On April 27, former Minister of the Interior Theobald Rwaka
Gakwaya was last seen leaving his home, supposedly en route to a
meeting of political parties in the northwestern town of Gisenyi.
Rwaka, who was also the Vice-President of the Centrist Democratic
Party (Parti Démocrate centriste, or PDC), was frequently at odds
with the Rwandan government and lost his ministerial post in
March. At the time, the semi-official press accused him of
plotting against the government and of hindering recruitment by
the Rwandan Patriotic Front, the party which dominates Rwandan
political life. Rwaka was a founder of the Rwandan League for the
Promotion and Defense of Human Rights ( LIPRODHOR), one of the
most effective human rights organizations in Rwanda.

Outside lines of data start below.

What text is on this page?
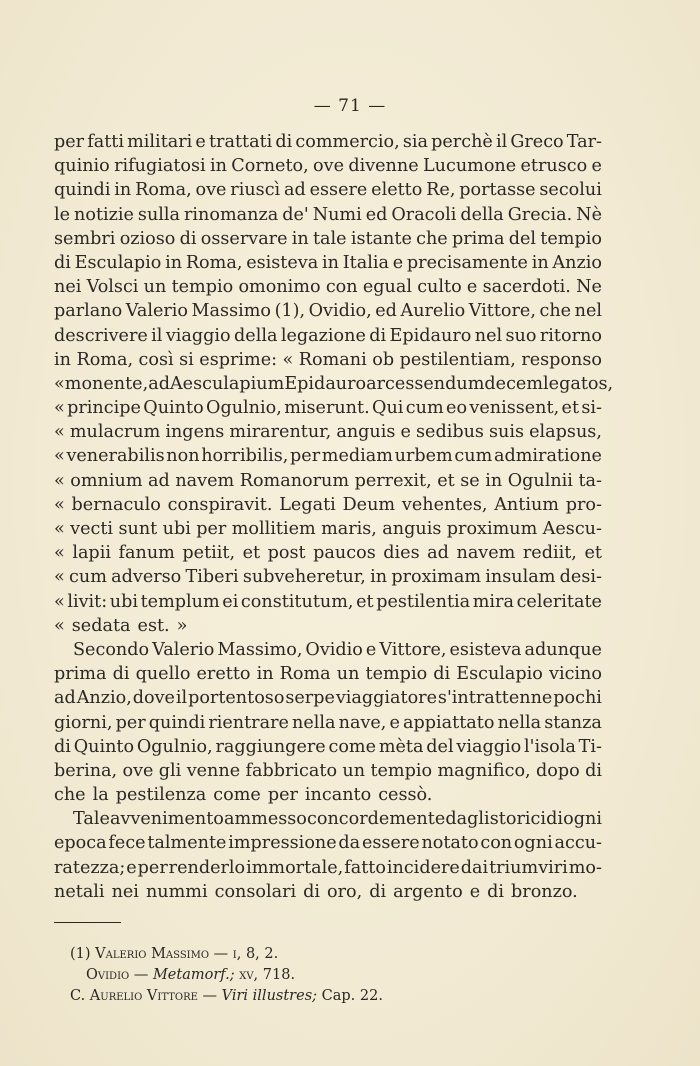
— 71 —
per fatti militari e trattati di commercio, sia perchè il Greco Tar-
quinio rifugiatosi in Corneto, ove divenne Lucumone etrusco e
quindi in Roma, ove riuscì ad essere eletto Re, portasse secolui
le notizie sulla rinomanza de' Numi ed Oracoli della Grecia. Nè
sembri ozioso di osservare in tale istante che prima del tempio
di Esculapio in Roma, esisteva in Italia e precisamente in Anzio
nei Volsci un tempio omonimo con egual culto e sacerdoti. Ne
parlano Valerio Massimo (1), Ovidio, ed Aurelio Vittore, che nel
descrivere il viaggio della legazione di Epidauro nel suo ritorno
in Roma, così si esprime: « Romani ob pestilentiam, responso
« monente, ad Aesculapium Epidauro arcessendum decem legatos,
« principe Quinto Ogulnio, miserunt. Qui cum eo venissent, et si-
« mulacrum ingens mirarentur, anguis e sedibus suis elapsus,
« venerabilis non horribilis, per mediam urbem cum admiratione
« omnium ad navem Romanorum perrexit, et se in Ogulnii ta-
« bernaculo conspiravit. Legati Deum vehentes, Antium pro-
« vecti sunt ubi per mollitiem maris, anguis proximum Aescu-
« lapii fanum petiit, et post paucos dies ad navem rediit, et
« cum adverso Tiberi subveheretur, in proximam insulam desi-
« livit: ubi templum ei constitutum, et pestilentia mira celeritate
« sedata est. »
Secondo Valerio Massimo, Ovidio e Vittore, esisteva adunque
prima di quello eretto in Roma un tempio di Esculapio vicino
ad Anzio, dove il portentoso serpe viaggiatore s'intrattenne pochi
giorni, per quindi rientrare nella nave, e appiattato nella stanza
di Quinto Ogulnio, raggiungere come mèta del viaggio l'isola Ti-
berina, ove gli venne fabbricato un tempio magnifico, dopo di
che la pestilenza come per incanto cessò.
Tale avvenimento ammesso concordemente dagli storici di ogni
epoca fece talmente impressione da essere notato con ogni accu-
ratezza; e per renderlo immortale, fatto incidere dai triumviri mo-
netali nei nummi consolari di oro, di argento e di bronzo.
(1) Valerio Massimo — i, 8, 2.
Ovidio — Metamorf.; xv, 718.
C. Aurelio Vittore — Viri illustres; Cap. 22.
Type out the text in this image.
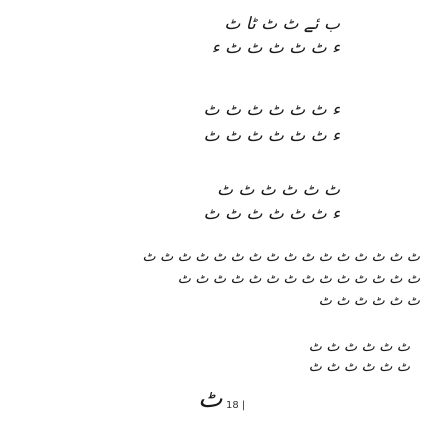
ب ئے ٹ ٹ ٹا ٹ
ء ٹ ٹ ٹ ٹ ٹ ء
ء ٹ ٹ ٹ ٹ ٹ ٹ
ء ٹ ٹ ٹ ٹ ٹ ٹ
ٹ ٹ ٹ ٹ ٹ ٹ
ء ٹ ٹ ٹ ٹ ٹ ٹ
ٹ ٹ ٹ ٹ ٹ ٹ ٹ ٹ ٹ ٹ ٹ ٹ ٹ ٹ ٹ ٹ
ٹ ٹ ٹ ٹ ٹ ٹ ٹ ٹ ٹ ٹ ٹ ٹ ٹ ٹ
ٹ ٹ ٹ ٹ ٹ ٹ
ٹ ٹ ٹ ٹ ٹ ٹ
ٹ ٹ ٹ ٹ ٹ ٹ
ٹ	| 18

On April 7, a recently demobilized Rwandan army officer, Major
Alexis Ruzindana, also disappeared en route to a destination
outside the capital. He left Kigali for the southwestern town of
Cyangugu in the company of another army officer, Captain Vianney
Butera, who subsequently returned alone to the city. Ruzindana had
come back to Rwanda with the Rwandan Patriotic Army after years of
exile in Uganda. According to some military sources, Ruzindana may
have fled the country to join other recently-departed RPA officers
who had also spent their younger years as refugees in Uganda,
including Majors Mupende and Furuma. Major Furuma has announced
the formation of a political movement in opposition to the current
Rwandan government.
A Burundian diplomat, Dieudonné Haburugira, was expelled from
Rwanda in late April reportedly for helping Rwandan army officers
leave the country to join groups opposed to the Rwandan
government. He had supposedly given a Burundian visa to Ruzindana.

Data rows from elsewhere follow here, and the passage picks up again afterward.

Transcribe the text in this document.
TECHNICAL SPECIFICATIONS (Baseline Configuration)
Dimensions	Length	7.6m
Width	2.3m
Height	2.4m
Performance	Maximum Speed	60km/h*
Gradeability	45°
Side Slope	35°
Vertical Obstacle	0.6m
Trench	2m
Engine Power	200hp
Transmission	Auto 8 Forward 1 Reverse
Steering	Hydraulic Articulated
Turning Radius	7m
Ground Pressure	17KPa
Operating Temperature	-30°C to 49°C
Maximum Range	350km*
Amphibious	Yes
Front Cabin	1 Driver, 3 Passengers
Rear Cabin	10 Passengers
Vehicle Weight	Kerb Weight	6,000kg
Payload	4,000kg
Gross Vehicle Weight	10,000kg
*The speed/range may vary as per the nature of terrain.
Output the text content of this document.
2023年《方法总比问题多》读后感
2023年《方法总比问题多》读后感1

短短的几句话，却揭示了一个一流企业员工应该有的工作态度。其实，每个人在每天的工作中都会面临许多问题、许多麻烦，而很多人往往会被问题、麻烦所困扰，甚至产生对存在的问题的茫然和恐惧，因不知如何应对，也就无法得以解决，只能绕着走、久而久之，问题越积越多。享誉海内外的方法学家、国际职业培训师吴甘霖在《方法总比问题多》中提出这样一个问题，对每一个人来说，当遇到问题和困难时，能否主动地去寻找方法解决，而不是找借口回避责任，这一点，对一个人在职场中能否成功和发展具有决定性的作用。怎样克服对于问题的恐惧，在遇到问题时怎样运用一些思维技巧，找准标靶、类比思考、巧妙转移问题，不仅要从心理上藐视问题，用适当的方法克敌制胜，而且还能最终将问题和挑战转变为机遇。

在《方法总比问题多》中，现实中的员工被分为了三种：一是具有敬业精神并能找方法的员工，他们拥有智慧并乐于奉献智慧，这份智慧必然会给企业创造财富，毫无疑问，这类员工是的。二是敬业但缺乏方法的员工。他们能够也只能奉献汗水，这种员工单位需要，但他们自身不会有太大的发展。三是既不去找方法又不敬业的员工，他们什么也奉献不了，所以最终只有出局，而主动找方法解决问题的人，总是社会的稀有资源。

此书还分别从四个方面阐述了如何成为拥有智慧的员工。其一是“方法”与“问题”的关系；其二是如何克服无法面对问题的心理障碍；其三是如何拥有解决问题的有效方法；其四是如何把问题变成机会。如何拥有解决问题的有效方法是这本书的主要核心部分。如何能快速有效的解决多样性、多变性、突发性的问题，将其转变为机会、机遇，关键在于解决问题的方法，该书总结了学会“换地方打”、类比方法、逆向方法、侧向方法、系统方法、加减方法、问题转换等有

In February, a young soldier in uniform assassinated Alphonse
Mbayire, also a RPA officer and former chargé d'affairs at the
Rwandan embassy in Nairobi. The crime took place in a Kigali
neighborhood inhabited by a number of military officers, who have
armed guards at their residences. The supposed killer, himself a
guard for a military officer, was identified by name and rank by
witnesses but he has apparently not yet been apprehended. He fired
more than twenty bullets at close range into Mbayire's head,
reportedly because he took offense at a comment Mbayire made about
his dog.
Also in February a man named Jean de Dieu Dufatanye disappeared
after having gone into Kigali, reportedly to meet with a former
employer who is an influential member of the RPF.
In all of these cases, families of the victims have sought
official assistance in finding the missing and in obtaining
justice for the murder, thus far without result.